My heart felt so full that afternoon. I loved it that even though he had his toys there and enjoyed playing with them, at times he still wanted to come sit with his daddy on the swing in his cowboy hat. The fact that something else would quickly grab his attention didn’t bother me in the least. He wasn’t yet two, and I was much more capable of enjoying his company than he was mine, but it still made my heart want to burst with joy and pride over that little guy when he did turn his attention to me and wanted to be by my side.
When we pray, it is easy to become discouraged, thinking that we have not prayed "well" because our minds have gone in a hundred different directions rather than staying focused on God during the time of prayer. The best spiritual guides I've read and listened to encourage us to completely do away with the categories of praying "well" or "poorly" because of their irrelevance to how God works in us in prayer. They say that the part we play in prayer is mainly just showing up, and I'm convinced that's the part that matters most to God. Distractions will come to us when we pray, and since I expect that's been the case for the huge majority of people who have ever walked the planet, I doubt God is surprised or bothered when it happens to us, particularly in a time that we have set aside to be with him. Even with the distractions, we end up giving God more of our attention when the time is set aside than when it isn't. Surely the distractions bother us much more than they do him.

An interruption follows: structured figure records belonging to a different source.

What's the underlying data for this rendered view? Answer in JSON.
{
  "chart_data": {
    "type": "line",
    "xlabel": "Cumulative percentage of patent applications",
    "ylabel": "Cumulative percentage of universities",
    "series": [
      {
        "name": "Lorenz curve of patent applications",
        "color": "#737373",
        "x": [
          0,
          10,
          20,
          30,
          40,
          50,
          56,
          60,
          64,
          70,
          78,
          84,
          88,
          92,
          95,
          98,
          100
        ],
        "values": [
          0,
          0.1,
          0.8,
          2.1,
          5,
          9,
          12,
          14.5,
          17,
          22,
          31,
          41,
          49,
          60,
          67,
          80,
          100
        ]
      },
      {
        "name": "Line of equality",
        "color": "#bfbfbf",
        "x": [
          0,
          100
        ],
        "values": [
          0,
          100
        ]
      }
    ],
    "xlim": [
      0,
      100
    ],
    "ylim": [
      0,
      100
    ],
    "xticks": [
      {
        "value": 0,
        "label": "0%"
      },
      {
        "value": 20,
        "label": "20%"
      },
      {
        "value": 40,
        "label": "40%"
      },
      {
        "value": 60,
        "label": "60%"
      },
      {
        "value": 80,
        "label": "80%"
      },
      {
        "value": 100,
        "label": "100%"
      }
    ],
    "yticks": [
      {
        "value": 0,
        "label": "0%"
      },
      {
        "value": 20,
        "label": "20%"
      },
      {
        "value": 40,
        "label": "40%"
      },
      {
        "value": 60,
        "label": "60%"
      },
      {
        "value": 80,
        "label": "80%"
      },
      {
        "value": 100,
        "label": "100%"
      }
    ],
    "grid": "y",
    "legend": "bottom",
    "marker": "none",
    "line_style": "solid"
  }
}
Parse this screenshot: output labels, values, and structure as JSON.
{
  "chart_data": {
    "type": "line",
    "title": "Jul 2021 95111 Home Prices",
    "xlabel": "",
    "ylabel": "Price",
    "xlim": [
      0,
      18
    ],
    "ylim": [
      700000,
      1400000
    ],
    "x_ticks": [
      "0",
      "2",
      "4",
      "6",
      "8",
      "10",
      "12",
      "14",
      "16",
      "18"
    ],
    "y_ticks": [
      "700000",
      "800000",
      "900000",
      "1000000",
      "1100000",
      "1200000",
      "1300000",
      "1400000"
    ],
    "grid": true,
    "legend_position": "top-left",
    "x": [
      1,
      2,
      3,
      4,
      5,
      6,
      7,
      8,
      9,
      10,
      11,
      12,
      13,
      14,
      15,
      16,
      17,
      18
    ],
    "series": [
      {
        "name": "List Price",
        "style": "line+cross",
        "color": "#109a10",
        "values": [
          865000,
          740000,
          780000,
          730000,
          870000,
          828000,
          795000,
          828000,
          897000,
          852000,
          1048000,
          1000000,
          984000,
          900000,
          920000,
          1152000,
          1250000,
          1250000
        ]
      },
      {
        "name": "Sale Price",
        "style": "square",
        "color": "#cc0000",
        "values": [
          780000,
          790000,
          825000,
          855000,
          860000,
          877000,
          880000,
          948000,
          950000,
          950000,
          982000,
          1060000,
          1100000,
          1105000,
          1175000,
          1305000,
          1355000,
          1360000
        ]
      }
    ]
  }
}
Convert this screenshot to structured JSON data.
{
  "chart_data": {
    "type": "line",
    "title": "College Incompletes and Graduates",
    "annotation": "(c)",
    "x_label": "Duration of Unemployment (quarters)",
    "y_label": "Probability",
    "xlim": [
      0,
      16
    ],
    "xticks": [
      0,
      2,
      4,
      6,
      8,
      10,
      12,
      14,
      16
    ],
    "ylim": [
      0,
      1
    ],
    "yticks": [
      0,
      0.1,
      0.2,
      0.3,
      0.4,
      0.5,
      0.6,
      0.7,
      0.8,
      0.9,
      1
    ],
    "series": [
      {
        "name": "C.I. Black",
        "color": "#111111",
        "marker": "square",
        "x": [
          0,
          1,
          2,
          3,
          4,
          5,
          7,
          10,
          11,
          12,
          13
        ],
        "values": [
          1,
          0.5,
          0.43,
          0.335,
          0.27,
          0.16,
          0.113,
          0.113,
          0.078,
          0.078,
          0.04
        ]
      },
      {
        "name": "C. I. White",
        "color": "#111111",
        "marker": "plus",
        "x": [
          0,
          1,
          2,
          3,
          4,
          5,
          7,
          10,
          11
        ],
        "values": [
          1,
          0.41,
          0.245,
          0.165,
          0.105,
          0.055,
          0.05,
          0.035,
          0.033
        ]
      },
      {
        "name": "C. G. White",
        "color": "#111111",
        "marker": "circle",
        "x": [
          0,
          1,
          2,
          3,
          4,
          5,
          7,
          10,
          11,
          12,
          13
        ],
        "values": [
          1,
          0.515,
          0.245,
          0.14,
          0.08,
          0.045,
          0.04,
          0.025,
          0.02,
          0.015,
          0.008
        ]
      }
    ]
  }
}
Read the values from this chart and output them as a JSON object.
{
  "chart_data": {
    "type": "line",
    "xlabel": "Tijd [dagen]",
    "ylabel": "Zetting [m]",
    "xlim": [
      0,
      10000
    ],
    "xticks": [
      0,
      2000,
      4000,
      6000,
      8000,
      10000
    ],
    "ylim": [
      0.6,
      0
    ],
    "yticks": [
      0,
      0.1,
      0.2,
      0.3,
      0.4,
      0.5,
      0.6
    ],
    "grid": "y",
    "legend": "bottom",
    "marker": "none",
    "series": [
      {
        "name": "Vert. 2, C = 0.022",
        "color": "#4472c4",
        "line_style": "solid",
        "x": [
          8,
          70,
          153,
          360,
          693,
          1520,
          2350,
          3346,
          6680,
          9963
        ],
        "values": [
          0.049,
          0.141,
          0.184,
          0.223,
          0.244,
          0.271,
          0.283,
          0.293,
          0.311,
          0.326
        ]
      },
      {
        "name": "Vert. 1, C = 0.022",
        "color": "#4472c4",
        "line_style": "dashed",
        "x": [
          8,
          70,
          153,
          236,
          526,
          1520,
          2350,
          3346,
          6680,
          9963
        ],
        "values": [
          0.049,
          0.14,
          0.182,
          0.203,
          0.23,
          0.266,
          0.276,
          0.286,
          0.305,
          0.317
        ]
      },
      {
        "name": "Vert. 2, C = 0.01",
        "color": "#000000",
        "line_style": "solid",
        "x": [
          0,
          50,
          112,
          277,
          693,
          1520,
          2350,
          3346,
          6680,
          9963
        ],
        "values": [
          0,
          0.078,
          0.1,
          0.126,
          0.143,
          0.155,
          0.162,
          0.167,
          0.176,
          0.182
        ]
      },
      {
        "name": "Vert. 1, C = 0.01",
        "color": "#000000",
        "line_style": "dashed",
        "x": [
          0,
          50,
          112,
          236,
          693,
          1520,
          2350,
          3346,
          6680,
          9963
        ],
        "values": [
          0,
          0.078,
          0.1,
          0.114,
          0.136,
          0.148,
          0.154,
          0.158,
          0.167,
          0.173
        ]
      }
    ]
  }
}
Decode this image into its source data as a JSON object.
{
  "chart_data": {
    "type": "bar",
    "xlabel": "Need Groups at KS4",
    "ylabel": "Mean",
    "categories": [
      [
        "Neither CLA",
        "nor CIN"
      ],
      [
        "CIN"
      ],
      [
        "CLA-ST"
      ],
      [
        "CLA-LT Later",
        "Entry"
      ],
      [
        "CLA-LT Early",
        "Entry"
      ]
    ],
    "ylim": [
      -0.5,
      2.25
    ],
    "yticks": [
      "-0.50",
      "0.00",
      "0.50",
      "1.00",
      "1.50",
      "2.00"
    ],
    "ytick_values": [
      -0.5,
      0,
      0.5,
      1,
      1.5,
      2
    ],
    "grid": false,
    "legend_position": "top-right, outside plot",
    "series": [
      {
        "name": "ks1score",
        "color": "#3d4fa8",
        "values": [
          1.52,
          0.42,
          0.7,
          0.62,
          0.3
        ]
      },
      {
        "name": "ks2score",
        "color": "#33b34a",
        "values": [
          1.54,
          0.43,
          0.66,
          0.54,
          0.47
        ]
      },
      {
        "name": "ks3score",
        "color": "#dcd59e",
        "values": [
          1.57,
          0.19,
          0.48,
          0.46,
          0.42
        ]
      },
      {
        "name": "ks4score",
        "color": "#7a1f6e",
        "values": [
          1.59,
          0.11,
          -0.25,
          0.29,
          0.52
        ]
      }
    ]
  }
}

So, when we realize that the distractions have come, the best advice I've been given is just not to hang on to them with our attention. Rather, as if they were a cloud going by in the sky or a piece of wood floating on a river, we just let them pass by. Once we're aware that the distraction has come and we've made an decision to let it go, then, we crawl back up in the swing with our cowboy hats on and return our attention to our Father, and continue enjoying the chance to be together.